Tatar wrote:
this isn't lack of acceptance wrote:
No one is suggesting that transgender athletes should be banned from competing. People are suggesting that classifications should be based on sex rather than gender. Requiring someone to compete as a male because their sex is male is not equivalent to banning them from competition.
It absolutely does ban transgender athletes. Trans men with XX chromosomes and receiving hormone therapy are banned from women's competition. They are also banned from men's because of the lack of a Y chromosome.
What you say is not true.
In most jurisdictions in the US, XX athletes taking exogenous T would be barred from female scholastic & other sports because taking T is against long-established anti-doping rules. But in the US in recent years, a number of XX athletes taking T coz they "identity as" the opposite sex have been allowed to participate in boy's/men's sports.
These athletes haven't made headlines the way XY athletes competing in female sports have because even on high-dose exogenous T, XX athletes do not perform at a level comparable to XY athletes. They gain advantages compared to other XX athletes, but not so much advantage as to put them on equal footing with - or pose a competitive threat to - XY athletes.
There was a case in Texas a few years ago where HS wrestler Mack Beggs, a female who "identifies a" male, was not allowed to compete in boys' wrestling, and so competed against - and trounced - all the girls in the state whilst taking T. But what happened in the Beggs case is not the norm in most states today. At Life University in Georgia, Beggs has been on the male wrestling roster since enrolling in 2018. However, there is no record that Beggs never has competed in a male meet.
The larger issue here is your claim that XX athletes are banned from men's sports "because they lack a Y chromosome." This suggests you think that sex chromosome testing proving possession of a Y chromosome - or more specifically the SRY gene that's usually on the Y and is now known to be what determines which of the two sex-development pathways a human zygote/embryo/fetus/person will go down - is required to participate in "men's" or "boys'" sports. But this is not and never has been the case in any sport , in any division or at any level, whether in school sports or sports outside of school. Not in the US, nor internationally.
Sex chromosome testing was only a requirement to determine eligibility to participate in elite level women's international sports from late 1967 through the mid-1990s, when after being challenged and sued by XY DSD athletes competing in female sports the IAFF and IOC backed off & abandoned mandatory buccal swab sex chromosome testing of athletes competing as females entirely.

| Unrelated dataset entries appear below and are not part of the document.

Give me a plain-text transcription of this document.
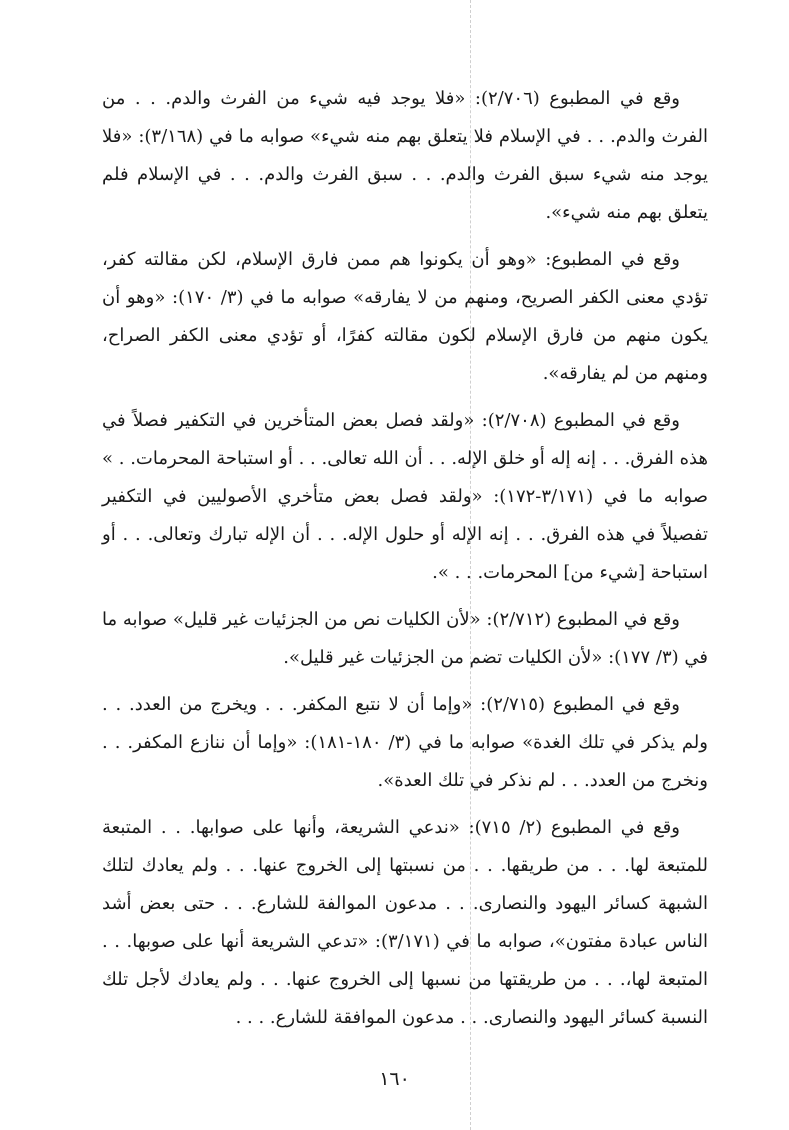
وقع في المطبوع (٢/٧٠٦): «فلا يوجد فيه شيء من الفرث والدم. . . من الفرث والدم. . . في الإسلام فلا يتعلق بهم منه شيء» صوابه ما في (٣/١٦٨): «فلا يوجد منه شيء سبق الفرث والدم. . . سبق الفرث والدم. . . في الإسلام فلم يتعلق بهم منه شيء».

وقع في المطبوع: «وهو أن يكونوا هم ممن فارق الإسلام، لكن مقالته كفر، تؤدي معنى الكفر الصريح، ومنهم من لا يفارقه» صوابه ما في (٣/ ١٧٠): «وهو أن يكون منهم من فارق الإسلام لكون مقالته كفرًا، أو تؤدي معنى الكفر الصراح، ومنهم من لم يفارقه».

وقع في المطبوع (٢/٧٠٨): «ولقد فصل بعض المتأخرين في التكفير فصلاً في هذه الفرق. . . إنه إله أو خلق الإله. . . أن الله تعالى. . . أو استباحة المحرمات. . » صوابه ما في (٣/١٧١-١٧٢): «ولقد فصل بعض متأخري الأصوليين في التكفير تفصيلاً في هذه الفرق. . . إنه الإله أو حلول الإله. . . أن الإله تبارك وتعالى. . . أو استباحة [شيء من] المحرمات. . . ».

وقع في المطبوع (٢/٧١٢): «لأن الكليات نص من الجزئيات غير قليل» صوابه ما في (٣/ ١٧٧): «لأن الكليات تضم من الجزئيات غير قليل».

وقع في المطبوع (٢/٧١٥): «وإما أن لا نتبع المكفر. . . ويخرج من العدد. . . ولم يذكر في تلك الغدة» صوابه ما في (٣/ ١٨٠-١٨١): «وإما أن ننازع المكفر. . . ونخرج من العدد. . . لم نذكر في تلك العدة».

وقع في المطبوع (٢/ ٧١٥): «ندعي الشريعة، وأنها على صوابها. . . المتبعة للمتبعة لها. . . من طريقها. . . من نسبتها إلى الخروج عنها. . . ولم يعادك لتلك الشبهة كسائر اليهود والنصارى. . . مدعون الموالفة للشارع. . . حتى بعض أشد الناس عبادة مفتون»، صوابه ما في (٣/١٧١): «تدعي الشريعة أنها على صوبها. . . المتبعة لها،. . . من طريقتها من نسبها إلى الخروج عنها. . . ولم يعادك لأجل تلك النسبة كسائر اليهود والنصارى. . . مدعون الموافقة للشارع. . . .

١٦٠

Which opened the door for many countries to enter an unusually high number of XY DSD athletes in women's elite competition in the ensuing years.
Like most parents, I had to provide my kids' birth certificates and other documentation, such as proof of address and medical forms signed by a licensed HCP, when enrolling them in school and registering them for various sports programs. But no one ever asked to to prove they have - or don't have - a Y chromosome. In fact, no one ever inquired if they'd ever undergone sex chromosome testing at all, be it in utero or afterwards.